Knowledge and understanding

Sufficient fundamental knowledge of mathematics, physics, chemistry, biology and computer science, summarized in the following expected learning outcomes: • full understanding of the concept of function and the basic principles governing differential calculus and integral calculus for real functions of a real variable, with particular reference to the concepts of limit and continuity; • knowledge of the fundamentals of statistics regarding sampling and data management • knowledge of the composition of structure of matter and the role of chemical bonds and structure on the properties of material; • an understanding of the chemistry and biochemistry of natural and processed substances • an understanding of the fundamental aspects of the biology and genetics of prokaryotic and eukaryotic organisms. • Understanding the relationship between biological issues, crop farming or livestock farming, and quality of agrifood products; • understanding the fundamental aspects for the fight against adversity in the field of agrifood • possess logical and cognitive tools to understand the main operations in the field agrifood, and the importance of the production process on the quality of the product; • awareness of how the concepts acquired in other subject areas for quality management complement each other;Familiarity with the major economic theories of supply, demand, production and trade • understanding of the fundamental characteristics of the agrifood industry, distribution and problems regarding agrifood markets on EU and international levels; • knowledge and ability to interpret legislation, concepts and methods of quality in the agrifood industry. These competencies are provided through lectures, classroom exercises, theoretical and practical courses, seminars, and educational field trips that are laid down in the Study Program. . The achievement of expected learning outcomes is mainly tested through oral and written exams, oral presentations and course tests.

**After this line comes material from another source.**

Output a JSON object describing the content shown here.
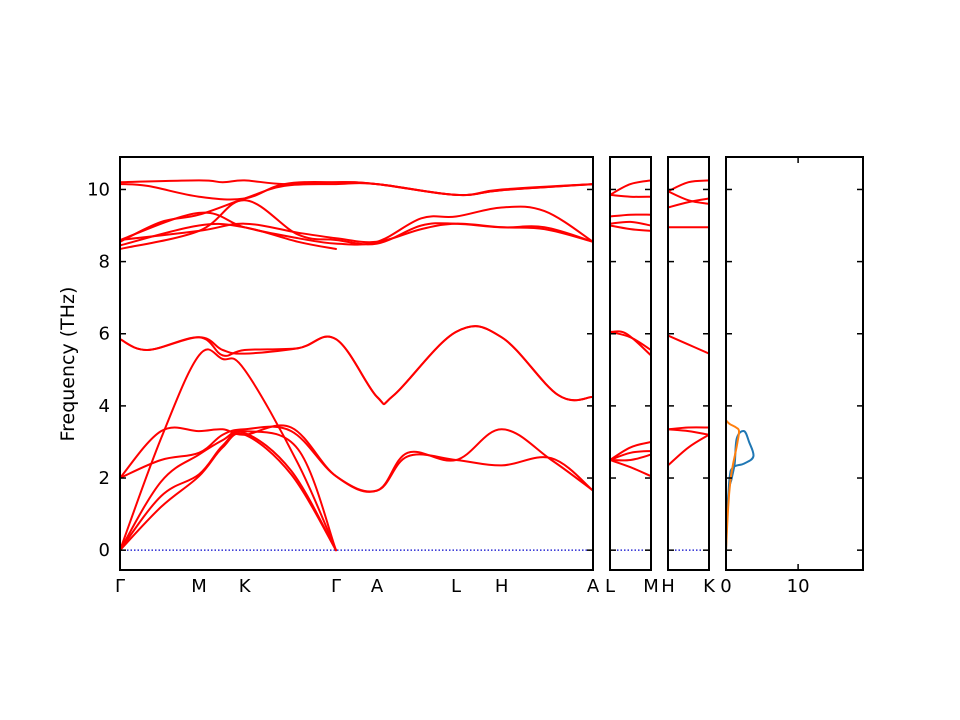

Applying knowledge and understanding

This skill is put to use by applying the students' knowledge of basic notions to the entire agrifood production chain. In other words, the graduate has acquired: • familiarity with the use of physical quantities according to the International System; «integrated the principles and laws of mechanics, electromagnetism and transport phenomena; • integrated the basic economic concepts: the definition of needs and assets, the interpretation of an agrifood business financial statement • computer skills and knows how to gather and organize technical and scientific data using electronic tools. The graduate can also: • Use and interpret simple chemicalphysical and chemical measurements in the agrifood sector;• distinguish between prokaryotic and eukaryotic organisms through scientific observations; • understand the structurefunction relationships in biological systems (including food) and how they change during conservation and processes • grasp the fundamental aspects of integration and regulation in metabolic flows; • implement protocols for the inspection, testing and product quality and suitability controls, which include the use of instrumental measurements; • apply techniques in the fight against adversity in the agrifood sector • use the appropriate tools to control and manage quality and operate in compliance with a quality system that adheres to ISO 9001:2000 and subsequent updates; • use a computer. The development of these skills is achieved through the critical reflection of the texts assigned for individual study and is also stimulated in classroom activities. The development of these skills also requires studying research and application cases presented by the professors, completing practical exercises in the laboratory and in the field, carrying out bibliographic research, completing compulsory individual and / or group projects in core subjects and elective courses included in the curriculum, as well as an internship for the final exam. All progress is constantly assessed by means of written and oral examinations, reports and exercises that require students to carry out specific tasks that demonstrate their command of tools, methodologies and critical autonomy. Furthermore, the internship involves an additional test, that involves having the student submit a report to his/her supervising professor.